Infinite Potential is the centerpiece theme of Birnbaum’s proposed original overarching theory of the cosmic order, the Theory of Potential. Birnbaum’s universe is organic, overflowing with potential. Indeed Potential defines it. If Nagel’s work gives the ‘entrenched orthodoxy’ academics heartburn, then Birnbaum work gives them a massive heart attack. The Birnbaum treatise was published in two parts: Summa Metaphysica I: God & Evil (by Ktav Publishing in1988) and Summa Metaphysica II: God and Good (by New Paradigm Matrix in 2005).
Birnbaum’s Summa, which has over fifty thousand sets in circulation, is actually in full philosophical alignment with Nagel’s later Mind & Cosmos book (2012) and with Gelernter’s above-noted major Commentary article (2014). All their works, so to speak, ‘talk to each other’.
Birnbaum’s Theory of Potential offers a unified, grand and dynamic cosmic construct. Birnbaum is quite aware, as we all are, that there is no shortage of seemingly ‘open space’ in the cosmos. However he suggests not missing the core thrust and embedded potentiality of the cosmic order.
Birnbaum proposes that his signature theme, Infinite Potential, is the eternal and ongoing dynamic of the quite rich cosmic order. What has unfolded over the ages, according to Birnbaum, is far from randomness acting out in a barren universe. “You and I, according to this theory, are individual cosmic potentials, the end-result of many billions of years of ongoing iteration and optimization. In turn, individually, we each set the stage for more potential” says Birnbaum.

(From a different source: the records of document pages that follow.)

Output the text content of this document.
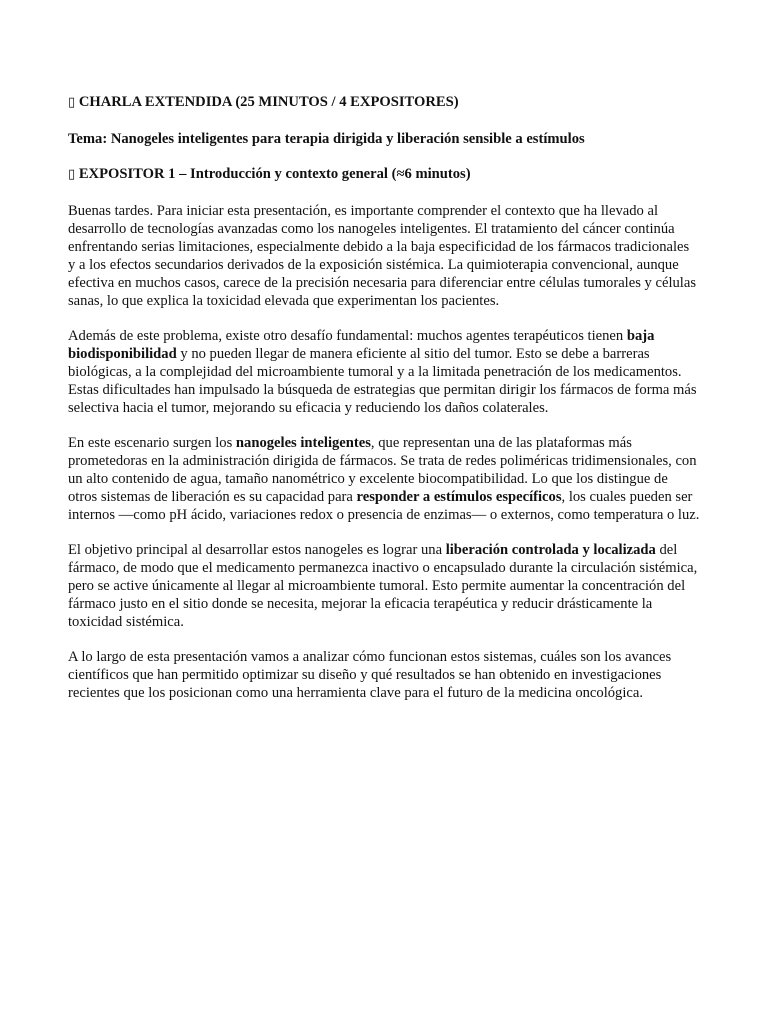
▯ CHARLA EXTENDIDA (25 MINUTOS / 4 EXPOSITORES)

Tema: Nanogeles inteligentes para terapia dirigida y liberación sensible a estímulos

▯ EXPOSITOR 1 – Introducción y contexto general (≈6 minutos)

Buenas tardes. Para iniciar esta presentación, es importante comprender el contexto que ha llevado al desarrollo de tecnologías avanzadas como los nanogeles inteligentes. El tratamiento del cáncer continúa enfrentando serias limitaciones, especialmente debido a la baja especificidad de los fármacos tradicionales y a los efectos secundarios derivados de la exposición sistémica. La quimioterapia convencional, aunque efectiva en muchos casos, carece de la precisión necesaria para diferenciar entre células tumorales y células sanas, lo que explica la toxicidad elevada que experimentan los pacientes.

Además de este problema, existe otro desafío fundamental: muchos agentes terapéuticos tienen baja biodisponibilidad y no pueden llegar de manera eficiente al sitio del tumor. Esto se debe a barreras biológicas, a la complejidad del microambiente tumoral y a la limitada penetración de los medicamentos. Estas dificultades han impulsado la búsqueda de estrategias que permitan dirigir los fármacos de forma más selectiva hacia el tumor, mejorando su eficacia y reduciendo los daños colaterales.

En este escenario surgen los nanogeles inteligentes, que representan una de las plataformas más prometedoras en la administración dirigida de fármacos. Se trata de redes poliméricas tridimensionales, con un alto contenido de agua, tamaño nanométrico y excelente biocompatibilidad. Lo que los distingue de otros sistemas de liberación es su capacidad para responder a estímulos específicos, los cuales pueden ser internos —como pH ácido, variaciones redox o presencia de enzimas— o externos, como temperatura o luz.

El objetivo principal al desarrollar estos nanogeles es lograr una liberación controlada y localizada del fármaco, de modo que el medicamento permanezca inactivo o encapsulado durante la circulación sistémica, pero se active únicamente al llegar al microambiente tumoral. Esto permite aumentar la concentración del fármaco justo en el sitio donde se necesita, mejorar la eficacia terapéutica y reducir drásticamente la toxicidad sistémica.

A lo largo de esta presentación vamos a analizar cómo funcionan estos sistemas, cuáles son los avances científicos que han permitido optimizar su diseño y qué resultados se han obtenido en investigaciones recientes que los posicionan como una herramienta clave para el futuro de la medicina oncológica.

There is thus a direct sequence of contemporary protagonists of a so to speak ‘organic’ universe: Birnbaum (1988, 2005) > Nagel (2012) > Gelernter (2014). Nagel in his 2012 work articulated that we should seek to discern the cosmic drive which brought us to life, consciousness, reason, knowledge, language and altruism. It turns out that all of the items on both the Nagel and Gelernter checklists are fully encompassed by Birnbaum’s Theory of Potential. According to Potentialism, the cosmos is organic, not barren. It inexorably quests after its manifold and quite often extraordinary potentials. It seeks the full flowering of its own possibilities. This unstoppable quest for extreme potential drives our quite extraordinary and quite rich universe.